上記サンプルを5本作成し、180°引き剥がし試験を実施したところ、引き剥がしに要した力は平均10gf/cm2であつた。
【0031】
【発明の効果】
乳酸とポリエチレングリコールの低分子量共重合体は、生体吸収性の接着剤あるいは粘着材への応用が期待される。しかしながら、実施例1、2の比較例1および2に見られるように、L―ラクチドあるいはD−ラクチドとポリエチレングリコールとの共重合体においては、実用上充分な親水性と接着強度を持たせることは単独では困難である。
これに対し、実施例に見られるように、上記2種類の共重合体を混合物すること又は共重合体に結晶性を持たない高分子量ポリ乳酸を混合することによつて、親水性を低下させることなく接着強度を飛躍的に向上させることが可能になる。
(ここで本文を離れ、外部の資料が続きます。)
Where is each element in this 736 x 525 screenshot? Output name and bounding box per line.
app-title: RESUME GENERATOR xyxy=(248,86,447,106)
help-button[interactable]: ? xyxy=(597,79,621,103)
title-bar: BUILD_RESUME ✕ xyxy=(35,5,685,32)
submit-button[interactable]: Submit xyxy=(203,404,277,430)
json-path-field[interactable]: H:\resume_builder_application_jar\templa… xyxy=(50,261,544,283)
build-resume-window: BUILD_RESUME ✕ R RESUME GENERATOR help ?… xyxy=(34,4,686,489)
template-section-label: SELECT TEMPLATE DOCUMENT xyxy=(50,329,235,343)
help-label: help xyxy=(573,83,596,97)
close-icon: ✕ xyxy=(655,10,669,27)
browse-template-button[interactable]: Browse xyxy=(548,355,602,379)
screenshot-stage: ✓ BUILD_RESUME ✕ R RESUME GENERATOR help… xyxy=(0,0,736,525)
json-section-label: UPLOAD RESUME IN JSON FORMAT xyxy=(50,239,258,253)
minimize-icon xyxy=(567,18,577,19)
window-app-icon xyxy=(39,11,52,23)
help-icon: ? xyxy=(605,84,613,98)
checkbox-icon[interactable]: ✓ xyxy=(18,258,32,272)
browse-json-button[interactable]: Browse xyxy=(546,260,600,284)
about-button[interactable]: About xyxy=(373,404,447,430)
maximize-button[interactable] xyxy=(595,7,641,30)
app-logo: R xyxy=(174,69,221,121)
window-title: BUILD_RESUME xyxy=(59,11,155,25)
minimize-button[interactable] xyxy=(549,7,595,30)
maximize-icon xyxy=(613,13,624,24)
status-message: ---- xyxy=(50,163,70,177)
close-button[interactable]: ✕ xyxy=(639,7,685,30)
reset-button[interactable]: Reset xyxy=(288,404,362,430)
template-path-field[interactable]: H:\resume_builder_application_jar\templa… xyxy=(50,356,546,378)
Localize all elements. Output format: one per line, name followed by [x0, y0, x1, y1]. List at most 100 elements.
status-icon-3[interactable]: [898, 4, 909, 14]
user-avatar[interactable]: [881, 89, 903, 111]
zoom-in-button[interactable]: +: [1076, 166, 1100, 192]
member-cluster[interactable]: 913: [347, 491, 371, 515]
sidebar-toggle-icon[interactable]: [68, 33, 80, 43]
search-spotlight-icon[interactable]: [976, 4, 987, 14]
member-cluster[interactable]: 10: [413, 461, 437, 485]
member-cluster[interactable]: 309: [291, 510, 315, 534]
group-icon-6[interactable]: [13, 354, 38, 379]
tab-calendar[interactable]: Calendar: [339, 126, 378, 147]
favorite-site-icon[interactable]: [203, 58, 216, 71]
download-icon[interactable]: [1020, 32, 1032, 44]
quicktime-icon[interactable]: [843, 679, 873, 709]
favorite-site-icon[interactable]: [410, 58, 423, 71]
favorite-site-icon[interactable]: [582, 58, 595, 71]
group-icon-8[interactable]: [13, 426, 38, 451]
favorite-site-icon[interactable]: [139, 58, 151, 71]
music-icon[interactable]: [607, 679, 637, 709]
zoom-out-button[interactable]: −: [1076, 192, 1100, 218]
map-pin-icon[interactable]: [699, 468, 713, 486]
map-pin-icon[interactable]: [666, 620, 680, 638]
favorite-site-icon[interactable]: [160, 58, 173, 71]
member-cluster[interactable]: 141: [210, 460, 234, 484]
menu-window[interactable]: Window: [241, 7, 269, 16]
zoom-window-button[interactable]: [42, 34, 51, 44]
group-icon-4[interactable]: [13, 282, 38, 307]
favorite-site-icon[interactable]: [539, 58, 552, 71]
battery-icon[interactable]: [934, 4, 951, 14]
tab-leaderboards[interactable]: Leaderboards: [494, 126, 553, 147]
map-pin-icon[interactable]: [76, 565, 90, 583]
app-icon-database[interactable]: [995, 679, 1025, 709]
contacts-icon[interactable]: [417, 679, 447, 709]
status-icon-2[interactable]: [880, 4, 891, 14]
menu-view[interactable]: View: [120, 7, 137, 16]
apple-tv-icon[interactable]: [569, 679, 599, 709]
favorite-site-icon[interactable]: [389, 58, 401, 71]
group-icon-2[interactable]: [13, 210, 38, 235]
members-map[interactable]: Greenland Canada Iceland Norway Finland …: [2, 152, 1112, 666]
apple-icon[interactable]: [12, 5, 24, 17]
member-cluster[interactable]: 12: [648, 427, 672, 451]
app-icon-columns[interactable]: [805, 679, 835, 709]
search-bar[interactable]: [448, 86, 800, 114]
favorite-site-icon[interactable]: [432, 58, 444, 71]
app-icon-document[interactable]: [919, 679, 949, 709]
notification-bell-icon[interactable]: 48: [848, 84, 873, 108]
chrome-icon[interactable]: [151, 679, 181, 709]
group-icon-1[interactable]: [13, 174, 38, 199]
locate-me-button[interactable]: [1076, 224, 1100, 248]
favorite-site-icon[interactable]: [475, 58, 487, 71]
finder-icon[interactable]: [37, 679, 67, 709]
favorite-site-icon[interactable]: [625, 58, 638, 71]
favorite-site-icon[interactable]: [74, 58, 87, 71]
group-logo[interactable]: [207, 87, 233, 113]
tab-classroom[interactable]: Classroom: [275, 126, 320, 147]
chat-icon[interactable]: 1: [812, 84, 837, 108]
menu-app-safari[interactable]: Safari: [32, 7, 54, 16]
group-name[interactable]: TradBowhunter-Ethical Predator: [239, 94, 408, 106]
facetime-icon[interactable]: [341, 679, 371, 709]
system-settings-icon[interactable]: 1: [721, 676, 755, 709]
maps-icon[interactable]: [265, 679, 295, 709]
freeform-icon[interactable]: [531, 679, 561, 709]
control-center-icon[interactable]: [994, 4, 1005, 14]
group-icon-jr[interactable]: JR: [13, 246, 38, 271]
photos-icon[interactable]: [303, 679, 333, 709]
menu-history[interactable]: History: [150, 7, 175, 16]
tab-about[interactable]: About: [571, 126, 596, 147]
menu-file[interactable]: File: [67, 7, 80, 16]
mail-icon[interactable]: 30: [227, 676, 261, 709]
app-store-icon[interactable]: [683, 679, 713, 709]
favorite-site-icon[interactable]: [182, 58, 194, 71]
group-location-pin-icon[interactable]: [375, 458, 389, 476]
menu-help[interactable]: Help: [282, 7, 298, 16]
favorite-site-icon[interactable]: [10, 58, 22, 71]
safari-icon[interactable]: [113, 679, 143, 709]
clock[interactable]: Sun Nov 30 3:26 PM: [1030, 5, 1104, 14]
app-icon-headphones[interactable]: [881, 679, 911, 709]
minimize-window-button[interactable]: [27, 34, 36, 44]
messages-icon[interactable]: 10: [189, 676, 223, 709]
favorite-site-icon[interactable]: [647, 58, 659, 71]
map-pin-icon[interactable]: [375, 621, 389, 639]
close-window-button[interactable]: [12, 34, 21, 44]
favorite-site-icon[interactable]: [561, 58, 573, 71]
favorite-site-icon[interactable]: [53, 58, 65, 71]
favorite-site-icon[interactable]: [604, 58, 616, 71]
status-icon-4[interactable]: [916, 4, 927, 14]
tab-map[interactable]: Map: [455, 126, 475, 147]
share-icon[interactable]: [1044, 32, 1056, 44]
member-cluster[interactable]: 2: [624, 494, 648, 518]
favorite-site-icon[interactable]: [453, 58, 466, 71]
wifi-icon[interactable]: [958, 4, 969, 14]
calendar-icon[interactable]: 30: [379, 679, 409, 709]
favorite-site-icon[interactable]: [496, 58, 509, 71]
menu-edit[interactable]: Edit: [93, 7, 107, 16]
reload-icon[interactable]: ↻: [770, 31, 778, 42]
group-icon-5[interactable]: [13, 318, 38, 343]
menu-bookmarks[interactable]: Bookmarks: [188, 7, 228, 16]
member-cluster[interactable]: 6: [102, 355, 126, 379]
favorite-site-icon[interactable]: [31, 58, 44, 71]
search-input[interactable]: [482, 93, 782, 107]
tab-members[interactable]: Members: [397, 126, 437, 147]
この方法により、該共重合体を成分とする、実用上充分な親水性、および接着強度を持つ、生体吸収性の接着剤および粘着材を提供することが可能となる。
Claims (6)
- ポリL−乳酸およびポリアルキレンエーテルのブロック共重合体(A)と、ポリD―乳酸およびポリアルキレンエーテルのブロック共重合体(B)の混合物よりなる生体吸収性接着剤および粘着材。
- ポリL−乳酸および/またはポリD−乳酸の光学純度が90%以上であることを特徴とする請求項1記載の生体吸収性接着剤および粘着材。
- 共重合体(A)と共重合体(B)の混合比が1:9〜9:1の範囲にある請求項1記載の生体吸収性接着剤および粘着材。
- 少なくとも1種類のポリ乳酸と、ポリアルキレンエーテルよりなるブロック共重合体(C)と、ポリ乳酸(D)の混合物(E)よりなる生体吸収性接着剤および粘着材。
- ポリ乳酸(D)の光学純度が0〜80%である請求項4記載の生体吸収性接着剤および粘着材。
- 混合物(E)に含まれるブロック共重合体(C)の比率が重量基準で10〜90%の範囲にある請求項4記載の生体吸収性接着剤および粘着材。